How to Tell How Many Pins a Lock Has From the Key

The number of distinct cuts (the peaks and valleys) along the blade of your key tells you how many pins are in the lock. Each cut corresponds to one pin, so a key with five cuts means five pins, and a key with six cuts means six pins. Most residential locks use five or six pins, though some use as few as four or as many as seven.

Counting the Cuts on a Standard Key

Hold your key with the blade facing up so you can see the jagged edge clearly. Each valley, or low point, carved into the blade represents one pin position inside the lock. Count every distinct cut from the shoulder (the square step where the blade meets the wider bow) all the way to the tip. That number is your pin count.

Some cuts may be very shallow, making them easy to miss. Run your finger slowly along the bitting and feel for each change in height. Even a slight dip counts as a separate pin position. A cut that sits nearly flush with the top of the blade simply means that pin is set to its shallowest depth, not that it’s absent.

One common mistake is counting peaks instead of valleys. Peaks are just the transitions between cuts. If you count valleys (the low points), you’ll get the correct number every time.

Key Length as a Quick Visual Clue

Pin chambers inside a lock are drilled at evenly spaced intervals along the plug. That means a six-pin key is physically longer than a five-pin key for the same brand, because it needs room for an extra cut. If you place a five-pin and six-pin key from the same manufacturer side by side, the difference in blade length is obvious, usually a few millimeters.

This makes blade length a useful shortcut when you can’t easily distinguish individual cuts. A noticeably longer key from the same lock brand almost certainly has more pins. Kwikset and Schlage residential keys, for example, are typically five-pin, while their six-pin versions have a visibly longer blade with one additional cut near the tip.

The Shoulder and Where Cuts Begin

The shoulder of a key is the small ledge that stops the key at the correct depth when you insert it into the lock. Pin spacing is measured from this shoulder to the center of the first cut, then at regular intervals from there. Knowing this helps you identify the first cut accurately, especially on keys where the first cut sits close to the shoulder and might look like part of the key’s profile rather than a deliberate pin position.

Some keys, particularly for padlocks and certain commercial cylinders, are “shoulderless,” meaning they lack that square stop and instead use the tip of the key as the reference point. On these keys, cuts are spaced starting from the tip. The counting method is the same: count every valley along the blade.

Double-Sided and Wafer Lock Keys

If your key has cuts on both the top and bottom edges, it likely operates a wafer lock rather than a pin tumbler lock. Wafer locks use flat metal pieces instead of round pins, and the key’s bitting on each side corresponds to a separate set of wafers. You’ll find double-sided keys on many car doors, filing cabinets, and desk locks.

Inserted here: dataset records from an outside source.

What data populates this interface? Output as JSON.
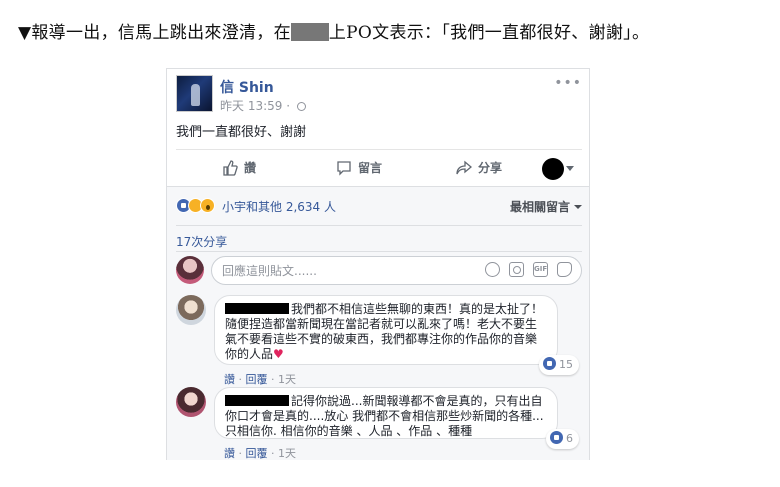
{
  "headline": {
    "text_before": "▼報導一出，信馬上跳出來澄清，在",
    "text_after": "上PO文表示：「我們一直都很好、謝謝」。"
  },
  "post": {
    "author": "信 Shin",
    "timestamp": "昨天 13:59",
    "meta_separator": "·",
    "more": "•••",
    "content": "我們一直都很好、謝謝"
  },
  "actions": {
    "like_label": "讚",
    "comment_label": "留言",
    "share_label": "分享"
  },
  "reactions": {
    "icons": [
      "like-icon",
      "haha-icon",
      "wow-icon"
    ],
    "summary": "小宇和其他 2,634 人",
    "sort_label": "最相關留言"
  },
  "shares": {
    "label": "17次分享"
  },
  "comment_box": {
    "placeholder": "回應這則貼文......"
  },
  "comments": [
    {
      "text": "我們都不相信這些無聊的東西！真的是太扯了！隨便捏造都當新聞現在當記者就可以亂來了嗎！老大不要生氣不要看這些不實的破東西，我們都專注你的作品你的音樂你的人品",
      "heart": "♥",
      "like_count": "15",
      "like_label": "讚",
      "reply_label": "回覆",
      "time": "1天",
      "sep": "·"
    },
    {
      "text": "記得你說過...新聞報導都不會是真的，只有出自你口才會是真的....放心 我們都不會相信那些炒新聞的各種...只相信你. 相信你的音樂 、人品 、作品 、種種",
      "like_count": "6",
      "like_label": "讚",
      "reply_label": "回覆",
      "time": "1天",
      "sep": "·"
    }
  ],
  "colors": {
    "link_blue": "#365899",
    "fb_blue": "#4267b2",
    "heart_red": "#e0245e",
    "muted": "#90949c",
    "comment_bg": "#f6f7f9"
  }
}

To count wafer positions, you need to count the cuts on both sides of the blade. A key with four cuts on top and four on the bottom operates eight wafers total. The counting technique is the same as with pin tumbler keys: count every distinct valley on each edge.

Dimple Keys Work Differently

Dimple keys look nothing like standard keys. Instead of a jagged edge, they have a flat blade with small circular indentations (dimples) drilled into one or both flat faces. These keys operate high-security pin tumbler locks, and each dimple corresponds to one pin.

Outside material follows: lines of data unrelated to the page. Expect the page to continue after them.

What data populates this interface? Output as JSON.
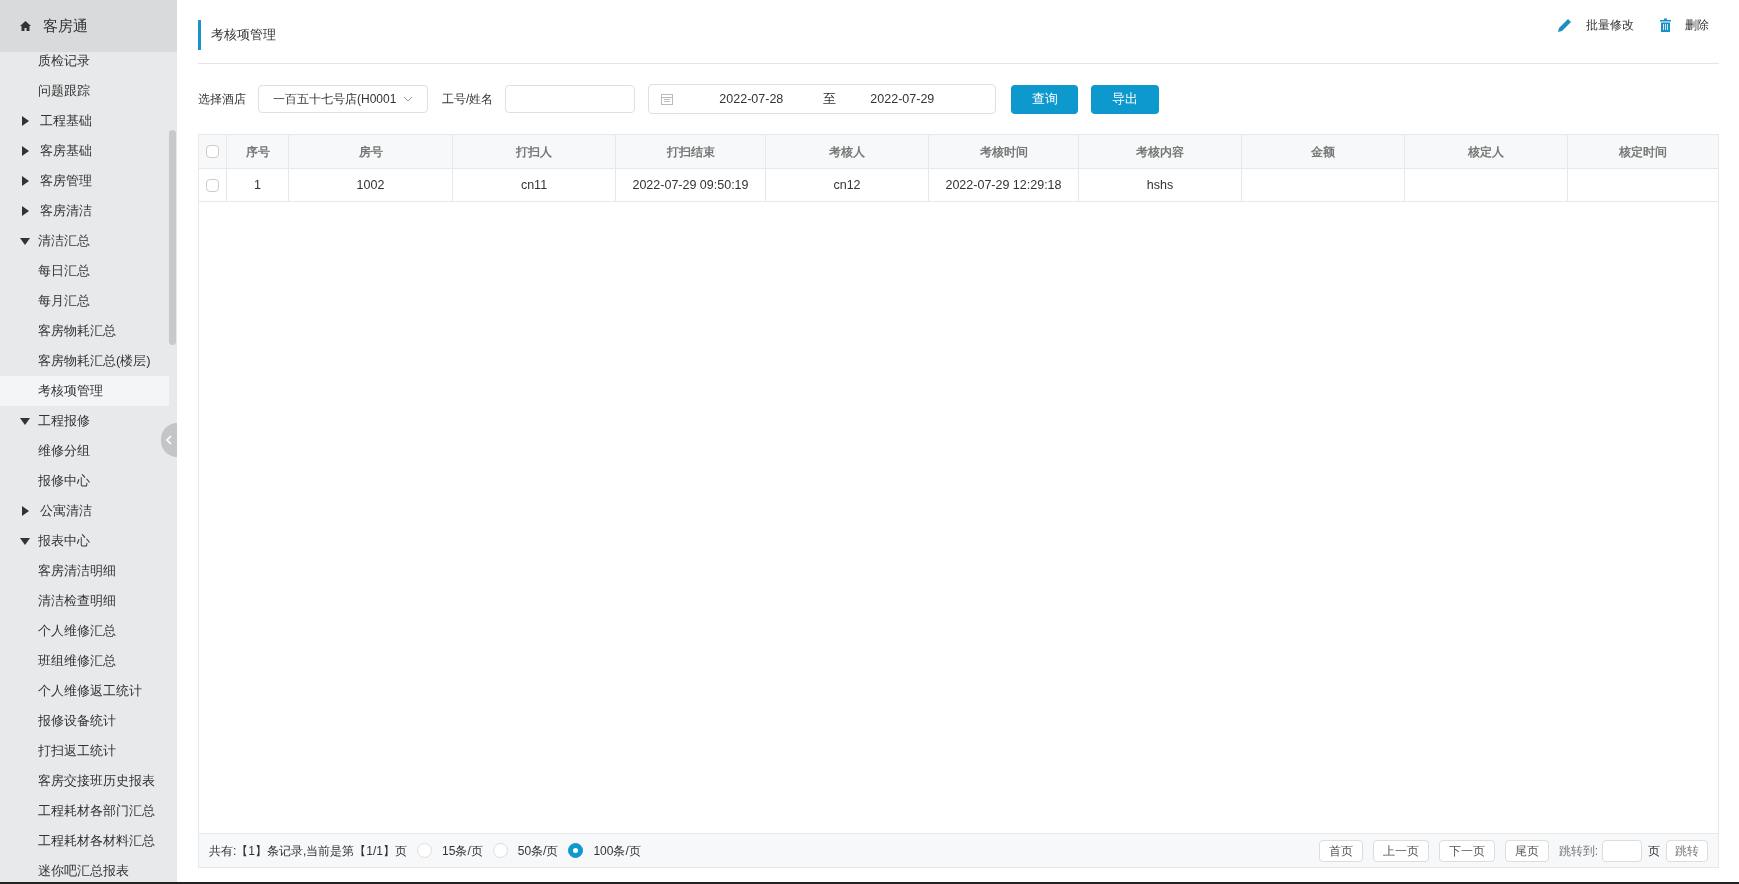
{
  "app": {
    "title": "客房通"
  },
  "sidebar": {
    "items": [
      {
        "label": "质检记录",
        "selected": false
      },
      {
        "label": "问题跟踪",
        "selected": false
      },
      {
        "kind": "group",
        "label": "工程基础",
        "expanded": false
      },
      {
        "kind": "group",
        "label": "客房基础",
        "expanded": false
      },
      {
        "kind": "group",
        "label": "客房管理",
        "expanded": false
      },
      {
        "kind": "group",
        "label": "客房清洁",
        "expanded": false
      },
      {
        "kind": "group",
        "label": "清洁汇总",
        "expanded": true,
        "children": [
          {
            "label": "每日汇总",
            "selected": false
          },
          {
            "label": "每月汇总",
            "selected": false
          },
          {
            "label": "客房物耗汇总",
            "selected": false
          },
          {
            "label": "客房物耗汇总(楼层)",
            "selected": false
          },
          {
            "label": "考核项管理",
            "selected": true
          }
        ]
      },
      {
        "kind": "group",
        "label": "工程报修",
        "expanded": true,
        "children": [
          {
            "label": "维修分组",
            "selected": false
          },
          {
            "label": "报修中心",
            "selected": false
          }
        ]
      },
      {
        "kind": "group",
        "label": "公寓清洁",
        "expanded": false
      },
      {
        "kind": "group",
        "label": "报表中心",
        "expanded": true,
        "children": [
          {
            "label": "客房清洁明细",
            "selected": false
          },
          {
            "label": "清洁检查明细",
            "selected": false
          },
          {
            "label": "个人维修汇总",
            "selected": false
          },
          {
            "label": "班组维修汇总",
            "selected": false
          },
          {
            "label": "个人维修返工统计",
            "selected": false
          },
          {
            "label": "报修设备统计",
            "selected": false
          },
          {
            "label": "打扫返工统计",
            "selected": false
          },
          {
            "label": "客房交接班历史报表",
            "selected": false
          },
          {
            "label": "工程耗材各部门汇总",
            "selected": false
          },
          {
            "label": "工程耗材各材料汇总",
            "selected": false
          },
          {
            "label": "迷你吧汇总报表",
            "selected": false
          }
        ]
      }
    ]
  },
  "page_title": "考核项管理",
  "actions": [
    {
      "kind": "edit",
      "label": "批量修改"
    },
    {
      "kind": "delete",
      "label": "删除"
    }
  ],
  "filters": {
    "hotel_label": "选择酒店",
    "hotel_value": "一百五十七号店(H0001",
    "staff_label": "工号/姓名",
    "date_from": "2022-07-28",
    "date_sep": "至",
    "date_to": "2022-07-29",
    "query_button": "查询",
    "export_button": "导出"
  },
  "table": {
    "all_checked": false,
    "columns": [
      "序号",
      "房号",
      "打扫人",
      "打扫结束",
      "考核人",
      "考核时间",
      "考核内容",
      "金额",
      "核定人",
      "核定时间"
    ],
    "rows": [
      {
        "checked": false,
        "cells": [
          "1",
          "1002",
          "cn11",
          "2022-07-29 09:50:19",
          "cn12",
          "2022-07-29 12:29:18",
          "hshs",
          "",
          "",
          ""
        ]
      }
    ]
  },
  "pager": {
    "summary": "共有:【1】条记录,当前是第【1/1】页",
    "sizes": [
      {
        "label": "15条/页",
        "selected": false
      },
      {
        "label": "50条/页",
        "selected": false
      },
      {
        "label": "100条/页",
        "selected": true
      }
    ],
    "buttons": [
      "首页",
      "上一页",
      "下一页",
      "尾页"
    ],
    "jump_label": "跳转到:",
    "page_unit": "页",
    "jump_button": "跳转"
  }
}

Counting pins on a dimple key means counting every dimple on the blade’s surface. Some dimple keys have pins in multiple rows or on both sides of the blade, so flip the key over and check both faces. A key with three dimples on the front and three on the back operates six pins. The varying depths of those dimples work exactly like varying cut depths on a standard key, setting each pin to the correct height.

What the Pin Count Tells You

More pins generally means more security. A five-pin lock is standard for most homes. Each additional pin multiplies the number of possible key combinations, making the lock harder to pick and reducing the chance that a random key could open it. A six-pin lock offers roughly ten times more possible combinations than a five-pin lock of the same brand, assuming the same number of depth increments per pin.

Four-pin locks appear on lower-security applications like interior doors, luggage, and some padlocks. Seven-pin locks are less common but show up in commercial and high-security settings. If you count seven cuts on your key, you’re dealing with a lock designed to resist manipulation.

Knowing your pin count is also practical if you need a locksmith to rekey your lock or if you’re buying a replacement cylinder. Matching the pin count ensures compatibility with your existing keys.